Arduino Nano Every gets VERY hot.

I bought 60 Arduino Nano Every boards from Arduino a few months ago. A couple of days ago one of them started smoking from the Atmel Atmega4809 chip. I contacted Arduino and they still have not responded.
Today the same thing happened with another board. I contacted them again and am waiting for a response but do not think i will get it.
The arduino was being powered by an external voltage regulator with 12v input and 4.95 output.
I connected the USB cable for connection with the Serial Monitor. When i removed the cable the Arduino started smoking. I turned off all power to the Arduino.
The board now would not take new code, does not work based on the code that was on the board and gets hot if i connect power of any kind.
Today, the same thing happened without the smoke.
I cut a usb cable and measured the voltage from my PC and it is at 5.05v.
I actually burned my finger from a brief touch of the board and had to keep it on ice for 10 minutes.
What is causing this?

Where did you power the nano with the 4.95 volts ?
And was anything else connected to it ?

The power was at the 5vpin and gnd. Nothing connected just some 4.3k pulldown resistors.
Btw i came to an agreement with arduino, they are going to replace them. You dont need to reply.

Hi,
My name is Greg and I am Every smoker as well.

Here is what I did.

Powered the Every with Vin at 10V, 20V etc.

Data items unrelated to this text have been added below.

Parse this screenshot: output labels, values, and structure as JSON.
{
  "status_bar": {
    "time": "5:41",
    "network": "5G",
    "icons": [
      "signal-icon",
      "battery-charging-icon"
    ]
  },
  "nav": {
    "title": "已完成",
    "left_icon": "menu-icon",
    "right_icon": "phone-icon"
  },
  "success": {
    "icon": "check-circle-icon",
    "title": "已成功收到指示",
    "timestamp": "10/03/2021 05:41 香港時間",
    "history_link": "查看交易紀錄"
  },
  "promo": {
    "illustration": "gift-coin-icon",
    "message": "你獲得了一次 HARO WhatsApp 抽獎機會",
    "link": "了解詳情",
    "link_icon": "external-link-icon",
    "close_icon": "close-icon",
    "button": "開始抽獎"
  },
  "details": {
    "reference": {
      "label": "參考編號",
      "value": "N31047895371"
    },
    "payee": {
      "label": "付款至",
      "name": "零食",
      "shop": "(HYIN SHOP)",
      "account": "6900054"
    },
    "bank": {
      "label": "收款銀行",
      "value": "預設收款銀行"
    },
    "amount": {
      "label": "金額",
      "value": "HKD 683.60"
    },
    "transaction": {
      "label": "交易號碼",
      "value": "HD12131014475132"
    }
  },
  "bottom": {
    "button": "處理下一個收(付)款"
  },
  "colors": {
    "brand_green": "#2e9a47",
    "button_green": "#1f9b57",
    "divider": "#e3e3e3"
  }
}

Plugged in usb, plugged out usb a couple of times. Or maybe the power supply with USB plugged. Then bing overcurrent protection on the 10V vin.

After a few attempts of resuscitation, I realized the board was smoked.

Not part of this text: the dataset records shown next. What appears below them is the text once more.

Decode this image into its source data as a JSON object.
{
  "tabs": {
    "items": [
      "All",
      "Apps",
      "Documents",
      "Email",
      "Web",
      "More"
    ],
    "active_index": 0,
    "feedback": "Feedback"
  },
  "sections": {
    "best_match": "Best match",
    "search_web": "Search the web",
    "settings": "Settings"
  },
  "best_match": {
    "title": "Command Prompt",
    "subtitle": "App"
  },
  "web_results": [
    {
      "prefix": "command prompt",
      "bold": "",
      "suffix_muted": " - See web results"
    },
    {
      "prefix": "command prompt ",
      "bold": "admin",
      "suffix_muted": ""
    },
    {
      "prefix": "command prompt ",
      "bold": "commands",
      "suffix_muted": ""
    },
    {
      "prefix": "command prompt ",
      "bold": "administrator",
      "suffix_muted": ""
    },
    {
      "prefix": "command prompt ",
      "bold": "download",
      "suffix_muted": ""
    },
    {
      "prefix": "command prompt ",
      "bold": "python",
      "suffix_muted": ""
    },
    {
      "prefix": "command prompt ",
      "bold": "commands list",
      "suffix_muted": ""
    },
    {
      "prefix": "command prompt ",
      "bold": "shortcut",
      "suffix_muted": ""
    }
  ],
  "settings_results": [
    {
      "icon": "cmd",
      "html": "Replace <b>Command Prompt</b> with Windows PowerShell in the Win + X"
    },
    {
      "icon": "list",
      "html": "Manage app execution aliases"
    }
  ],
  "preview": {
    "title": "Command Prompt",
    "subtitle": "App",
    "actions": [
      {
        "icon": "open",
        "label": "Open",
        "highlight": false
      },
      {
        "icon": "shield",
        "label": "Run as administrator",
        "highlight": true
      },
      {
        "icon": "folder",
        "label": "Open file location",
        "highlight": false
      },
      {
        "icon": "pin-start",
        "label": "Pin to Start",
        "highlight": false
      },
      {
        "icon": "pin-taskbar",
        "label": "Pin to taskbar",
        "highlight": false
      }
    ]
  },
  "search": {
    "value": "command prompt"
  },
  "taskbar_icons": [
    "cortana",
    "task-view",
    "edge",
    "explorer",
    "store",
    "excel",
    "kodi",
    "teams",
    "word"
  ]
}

Did it a second time with another board. Same issue.

Here is what happened IMO:

My power supply is floating and it makes a real clean 10V, with high impedance.

THEN my raspberry (which I use to program) is connected to a standard raspberry usb wall plug. Floating as well.

(make a guess make a guess).

The USB potential and my lab power supply are both floating, not on the same potential. When I measure on VAC, I get like 80 to 110V (basically half mains). High impedance, but WAAAAY too much.
My theory is that USB and external supply at the same time may kill the board.

At minimum you need to measure the voltages before connecting usb & external.

Let me know your thoughts...
G

With my board an external voltage regulator was conncted to the 5v pin. When i disconnected the usb cable it started smoking. I contacted arduino and they replaced the 2 boards that failed.

The 5V pin is an output so you mustn't connect a 5V source there. Furthermore minimum voltage at the VIN pin for Every is 7V. Powering the board with both VIN and USB cable is one ot the quality checks in the manufacturing plants and you can safely do it

Actually the arduino can handle getting power from the 5v pin but only if it is stable 5v with the correct current capability.

Historically, you can power Arduinos via the 5v pin, as long as Vin was floating.
The nano every has a new voltage regulator, and it’s looking like we don’t quite understand its limitations.

And that is what i did.
If you dont mind, i would like to close this thread. It happened a long time ago and the arduinos were replaced.